Here's the thing. If my womb and what-not worked like the average bear, I think I'd be semi-quiverfull. That is, trusting the Lord with it, not preventing pregnancy, and having a million kids. (I don't endorse ALL quiverfull beliefs) But the womb, she don't work. So now I'm in the position of having a lot of control over if and when children join our family through adoption. (I'm not talking about another baby right now, I'm just thinking)
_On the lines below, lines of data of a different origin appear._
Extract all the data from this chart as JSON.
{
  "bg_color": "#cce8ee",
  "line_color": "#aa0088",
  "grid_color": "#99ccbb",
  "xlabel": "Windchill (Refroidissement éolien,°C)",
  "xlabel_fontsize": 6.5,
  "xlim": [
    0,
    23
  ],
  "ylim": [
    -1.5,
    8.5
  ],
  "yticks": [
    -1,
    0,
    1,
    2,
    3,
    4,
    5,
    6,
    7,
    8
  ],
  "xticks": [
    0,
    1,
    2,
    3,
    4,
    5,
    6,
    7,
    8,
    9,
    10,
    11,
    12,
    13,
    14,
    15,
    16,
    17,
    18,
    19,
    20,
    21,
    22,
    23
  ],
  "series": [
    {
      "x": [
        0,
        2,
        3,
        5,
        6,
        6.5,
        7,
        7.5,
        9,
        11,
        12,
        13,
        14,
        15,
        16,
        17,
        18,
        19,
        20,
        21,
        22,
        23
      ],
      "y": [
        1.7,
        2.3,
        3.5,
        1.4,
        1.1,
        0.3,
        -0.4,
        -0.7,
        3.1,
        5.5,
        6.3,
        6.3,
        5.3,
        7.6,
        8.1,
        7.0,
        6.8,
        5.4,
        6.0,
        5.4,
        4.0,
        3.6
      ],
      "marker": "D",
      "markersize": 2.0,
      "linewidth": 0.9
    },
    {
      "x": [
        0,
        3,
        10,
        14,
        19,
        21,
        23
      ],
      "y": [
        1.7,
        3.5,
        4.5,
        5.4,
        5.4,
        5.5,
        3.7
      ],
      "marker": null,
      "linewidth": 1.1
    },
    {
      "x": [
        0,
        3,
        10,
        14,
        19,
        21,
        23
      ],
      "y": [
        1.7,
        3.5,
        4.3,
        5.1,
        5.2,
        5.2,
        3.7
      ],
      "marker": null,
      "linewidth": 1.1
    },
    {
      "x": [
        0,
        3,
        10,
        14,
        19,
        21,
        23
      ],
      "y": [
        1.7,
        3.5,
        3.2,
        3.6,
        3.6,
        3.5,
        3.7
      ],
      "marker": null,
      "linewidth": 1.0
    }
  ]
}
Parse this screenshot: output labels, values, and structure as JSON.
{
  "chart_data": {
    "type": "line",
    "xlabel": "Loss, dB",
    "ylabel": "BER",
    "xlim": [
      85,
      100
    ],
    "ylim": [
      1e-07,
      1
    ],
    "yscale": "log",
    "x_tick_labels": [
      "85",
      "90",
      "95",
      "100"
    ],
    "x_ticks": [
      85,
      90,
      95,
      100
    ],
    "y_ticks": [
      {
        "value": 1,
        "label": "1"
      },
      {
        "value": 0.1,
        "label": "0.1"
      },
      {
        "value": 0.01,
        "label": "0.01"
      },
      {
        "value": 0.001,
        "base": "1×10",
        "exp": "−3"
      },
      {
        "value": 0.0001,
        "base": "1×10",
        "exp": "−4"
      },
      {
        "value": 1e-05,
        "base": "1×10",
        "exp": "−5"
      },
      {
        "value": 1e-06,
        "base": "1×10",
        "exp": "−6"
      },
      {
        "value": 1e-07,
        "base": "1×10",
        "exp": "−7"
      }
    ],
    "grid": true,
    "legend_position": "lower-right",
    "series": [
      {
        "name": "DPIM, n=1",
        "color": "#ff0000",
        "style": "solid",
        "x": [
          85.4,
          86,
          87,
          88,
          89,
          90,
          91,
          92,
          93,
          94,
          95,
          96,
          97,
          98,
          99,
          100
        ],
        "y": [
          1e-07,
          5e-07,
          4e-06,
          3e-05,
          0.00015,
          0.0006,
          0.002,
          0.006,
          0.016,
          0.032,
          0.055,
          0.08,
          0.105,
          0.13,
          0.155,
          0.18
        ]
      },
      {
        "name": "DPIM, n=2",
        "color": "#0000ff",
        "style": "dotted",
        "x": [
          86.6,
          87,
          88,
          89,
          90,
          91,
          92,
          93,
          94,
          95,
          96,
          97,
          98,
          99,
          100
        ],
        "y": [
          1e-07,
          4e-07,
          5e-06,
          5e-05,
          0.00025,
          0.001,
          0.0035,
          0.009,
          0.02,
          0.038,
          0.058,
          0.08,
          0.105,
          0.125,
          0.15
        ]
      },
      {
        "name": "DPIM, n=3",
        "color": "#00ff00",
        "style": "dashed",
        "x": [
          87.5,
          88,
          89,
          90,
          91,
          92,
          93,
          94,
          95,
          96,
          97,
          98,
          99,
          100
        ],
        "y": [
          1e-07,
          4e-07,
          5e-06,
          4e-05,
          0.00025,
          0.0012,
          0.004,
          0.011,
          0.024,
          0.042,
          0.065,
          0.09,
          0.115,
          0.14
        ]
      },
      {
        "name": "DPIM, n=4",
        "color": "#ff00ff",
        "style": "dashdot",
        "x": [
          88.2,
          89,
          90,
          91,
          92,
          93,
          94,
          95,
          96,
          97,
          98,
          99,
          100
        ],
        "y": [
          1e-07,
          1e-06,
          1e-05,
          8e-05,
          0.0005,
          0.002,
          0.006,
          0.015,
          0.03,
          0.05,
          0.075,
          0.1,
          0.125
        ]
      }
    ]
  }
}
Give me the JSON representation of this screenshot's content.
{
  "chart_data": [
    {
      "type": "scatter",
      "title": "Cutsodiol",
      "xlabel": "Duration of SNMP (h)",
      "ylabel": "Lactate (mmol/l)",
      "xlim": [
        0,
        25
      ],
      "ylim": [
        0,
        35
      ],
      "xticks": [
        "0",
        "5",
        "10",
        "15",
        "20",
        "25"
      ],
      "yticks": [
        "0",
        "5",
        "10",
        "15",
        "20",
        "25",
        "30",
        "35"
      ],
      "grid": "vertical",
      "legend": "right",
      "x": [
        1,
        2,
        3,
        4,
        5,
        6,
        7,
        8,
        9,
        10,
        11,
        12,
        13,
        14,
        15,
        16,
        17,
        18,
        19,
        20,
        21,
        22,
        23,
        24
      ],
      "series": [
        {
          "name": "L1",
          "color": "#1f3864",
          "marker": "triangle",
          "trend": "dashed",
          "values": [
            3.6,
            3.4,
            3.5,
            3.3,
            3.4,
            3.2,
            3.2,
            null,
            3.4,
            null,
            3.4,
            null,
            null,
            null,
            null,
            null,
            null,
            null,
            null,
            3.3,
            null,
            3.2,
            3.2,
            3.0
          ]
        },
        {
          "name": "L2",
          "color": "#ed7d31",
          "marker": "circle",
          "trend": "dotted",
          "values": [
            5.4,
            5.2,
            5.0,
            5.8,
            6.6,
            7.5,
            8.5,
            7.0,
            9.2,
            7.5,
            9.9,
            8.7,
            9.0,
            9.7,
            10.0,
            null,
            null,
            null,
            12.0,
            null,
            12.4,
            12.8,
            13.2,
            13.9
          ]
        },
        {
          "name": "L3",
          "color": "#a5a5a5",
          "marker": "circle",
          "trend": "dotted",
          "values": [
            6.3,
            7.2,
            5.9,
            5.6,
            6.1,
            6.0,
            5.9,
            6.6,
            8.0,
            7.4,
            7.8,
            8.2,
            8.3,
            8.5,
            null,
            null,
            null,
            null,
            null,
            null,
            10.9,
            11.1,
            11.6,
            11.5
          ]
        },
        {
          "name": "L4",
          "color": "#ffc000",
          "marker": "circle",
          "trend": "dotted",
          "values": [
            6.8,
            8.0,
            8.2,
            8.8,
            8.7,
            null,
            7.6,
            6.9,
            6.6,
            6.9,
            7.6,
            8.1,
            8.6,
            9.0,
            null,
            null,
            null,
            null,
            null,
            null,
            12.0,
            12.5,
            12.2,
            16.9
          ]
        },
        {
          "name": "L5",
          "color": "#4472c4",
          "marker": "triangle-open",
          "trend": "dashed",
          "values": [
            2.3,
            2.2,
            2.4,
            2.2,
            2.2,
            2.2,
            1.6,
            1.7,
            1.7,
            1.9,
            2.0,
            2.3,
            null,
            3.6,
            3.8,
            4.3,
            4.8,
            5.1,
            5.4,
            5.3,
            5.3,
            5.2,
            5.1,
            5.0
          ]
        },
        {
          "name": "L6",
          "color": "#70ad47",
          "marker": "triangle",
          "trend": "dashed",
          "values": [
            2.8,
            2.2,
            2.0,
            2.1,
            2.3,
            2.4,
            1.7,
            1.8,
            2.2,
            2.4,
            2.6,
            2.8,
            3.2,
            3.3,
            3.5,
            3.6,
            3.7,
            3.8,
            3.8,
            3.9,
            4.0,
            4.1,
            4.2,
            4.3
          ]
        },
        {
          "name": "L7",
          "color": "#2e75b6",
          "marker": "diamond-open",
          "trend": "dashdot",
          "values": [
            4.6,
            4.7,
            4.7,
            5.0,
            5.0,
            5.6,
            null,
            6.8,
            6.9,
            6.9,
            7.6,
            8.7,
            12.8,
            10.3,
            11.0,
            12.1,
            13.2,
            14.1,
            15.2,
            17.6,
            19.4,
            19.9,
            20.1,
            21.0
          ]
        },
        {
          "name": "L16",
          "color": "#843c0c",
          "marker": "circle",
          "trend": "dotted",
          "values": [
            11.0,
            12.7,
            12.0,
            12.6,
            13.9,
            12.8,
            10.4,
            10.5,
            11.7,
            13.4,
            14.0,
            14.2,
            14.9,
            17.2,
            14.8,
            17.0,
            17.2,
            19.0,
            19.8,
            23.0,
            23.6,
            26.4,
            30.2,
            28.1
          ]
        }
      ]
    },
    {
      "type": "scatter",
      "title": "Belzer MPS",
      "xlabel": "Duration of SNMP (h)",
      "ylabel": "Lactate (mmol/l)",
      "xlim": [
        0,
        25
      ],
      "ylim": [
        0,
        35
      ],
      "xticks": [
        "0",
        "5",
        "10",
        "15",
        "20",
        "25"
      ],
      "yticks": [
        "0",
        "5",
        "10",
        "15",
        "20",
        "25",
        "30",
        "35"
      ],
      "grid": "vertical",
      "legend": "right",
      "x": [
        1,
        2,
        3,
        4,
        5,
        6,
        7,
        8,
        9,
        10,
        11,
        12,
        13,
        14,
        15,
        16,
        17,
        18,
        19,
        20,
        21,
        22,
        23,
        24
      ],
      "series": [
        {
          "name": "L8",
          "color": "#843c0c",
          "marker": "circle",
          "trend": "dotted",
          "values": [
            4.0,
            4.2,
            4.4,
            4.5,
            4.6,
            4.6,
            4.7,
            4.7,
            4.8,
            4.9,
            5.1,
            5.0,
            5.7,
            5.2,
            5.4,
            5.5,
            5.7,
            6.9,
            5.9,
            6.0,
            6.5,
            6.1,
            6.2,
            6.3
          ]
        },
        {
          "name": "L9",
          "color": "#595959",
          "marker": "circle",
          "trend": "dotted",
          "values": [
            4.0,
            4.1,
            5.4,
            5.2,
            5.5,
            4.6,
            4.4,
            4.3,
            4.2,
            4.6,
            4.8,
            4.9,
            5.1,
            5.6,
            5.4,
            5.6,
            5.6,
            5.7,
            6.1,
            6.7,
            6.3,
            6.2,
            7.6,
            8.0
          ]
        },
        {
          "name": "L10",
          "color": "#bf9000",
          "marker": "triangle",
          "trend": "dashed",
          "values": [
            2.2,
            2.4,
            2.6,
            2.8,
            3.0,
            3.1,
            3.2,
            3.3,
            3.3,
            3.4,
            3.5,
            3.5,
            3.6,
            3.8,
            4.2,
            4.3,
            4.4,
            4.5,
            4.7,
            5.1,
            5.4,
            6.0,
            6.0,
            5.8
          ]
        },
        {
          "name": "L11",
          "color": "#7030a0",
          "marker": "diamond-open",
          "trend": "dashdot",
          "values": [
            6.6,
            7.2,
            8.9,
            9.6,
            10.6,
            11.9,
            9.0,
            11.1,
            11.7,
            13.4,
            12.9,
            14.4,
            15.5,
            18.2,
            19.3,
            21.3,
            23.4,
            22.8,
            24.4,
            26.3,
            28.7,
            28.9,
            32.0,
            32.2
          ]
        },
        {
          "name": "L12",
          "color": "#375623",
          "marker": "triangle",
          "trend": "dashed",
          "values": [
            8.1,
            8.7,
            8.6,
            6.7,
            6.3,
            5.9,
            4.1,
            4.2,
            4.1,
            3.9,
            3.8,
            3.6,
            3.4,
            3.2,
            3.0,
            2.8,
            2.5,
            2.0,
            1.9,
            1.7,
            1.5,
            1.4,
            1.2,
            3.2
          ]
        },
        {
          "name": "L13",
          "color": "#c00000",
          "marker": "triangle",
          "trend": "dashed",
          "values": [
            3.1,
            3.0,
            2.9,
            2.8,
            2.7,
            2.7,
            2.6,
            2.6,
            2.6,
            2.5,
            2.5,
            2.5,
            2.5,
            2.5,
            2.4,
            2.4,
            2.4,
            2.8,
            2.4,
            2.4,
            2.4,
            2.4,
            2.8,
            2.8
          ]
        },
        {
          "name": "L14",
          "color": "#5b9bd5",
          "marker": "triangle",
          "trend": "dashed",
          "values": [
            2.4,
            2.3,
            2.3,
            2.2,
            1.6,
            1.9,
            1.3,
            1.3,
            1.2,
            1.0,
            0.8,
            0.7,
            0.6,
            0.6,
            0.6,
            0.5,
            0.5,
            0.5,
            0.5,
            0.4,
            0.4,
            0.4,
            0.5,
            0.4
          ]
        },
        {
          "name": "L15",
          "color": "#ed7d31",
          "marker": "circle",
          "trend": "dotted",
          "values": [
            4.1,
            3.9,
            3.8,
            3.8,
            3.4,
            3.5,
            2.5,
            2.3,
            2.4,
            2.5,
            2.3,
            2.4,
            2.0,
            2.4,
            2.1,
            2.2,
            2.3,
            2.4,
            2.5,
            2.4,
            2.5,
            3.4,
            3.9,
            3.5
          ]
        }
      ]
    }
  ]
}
So now I'm thinking, how many kids can we handle? And really, what's the right thing? Because I'd like to adopt one every couple years, and there's always enough love and beans and rice. Maybe that's crazy talk. It already feels like I crossed some kind of line going from 3 to 4, like I moved over to the beginning of the Big Family line. Seriously. I remember feeling crazy and overwhelmed for months with 2 kids, and on and off with 3. 4 feels like a lot, but not like unmanageable. (Note: it might feel unmanageable when my mom moves back and I'm doing all the laundry and cooking again; check back)
this has been an oft-interrupted stream of consciousness, and I don't even know exactly what I'm saying. It's like this. I think I should have lots of kids, I think I'd like to have lots of kids. I'm not sure how many kids is reasonable, and I'm not sure it matters. Something like that. So there you go.
I realized I basically wrote this same thing years ago, pre-Tristan. I am a predictable creature.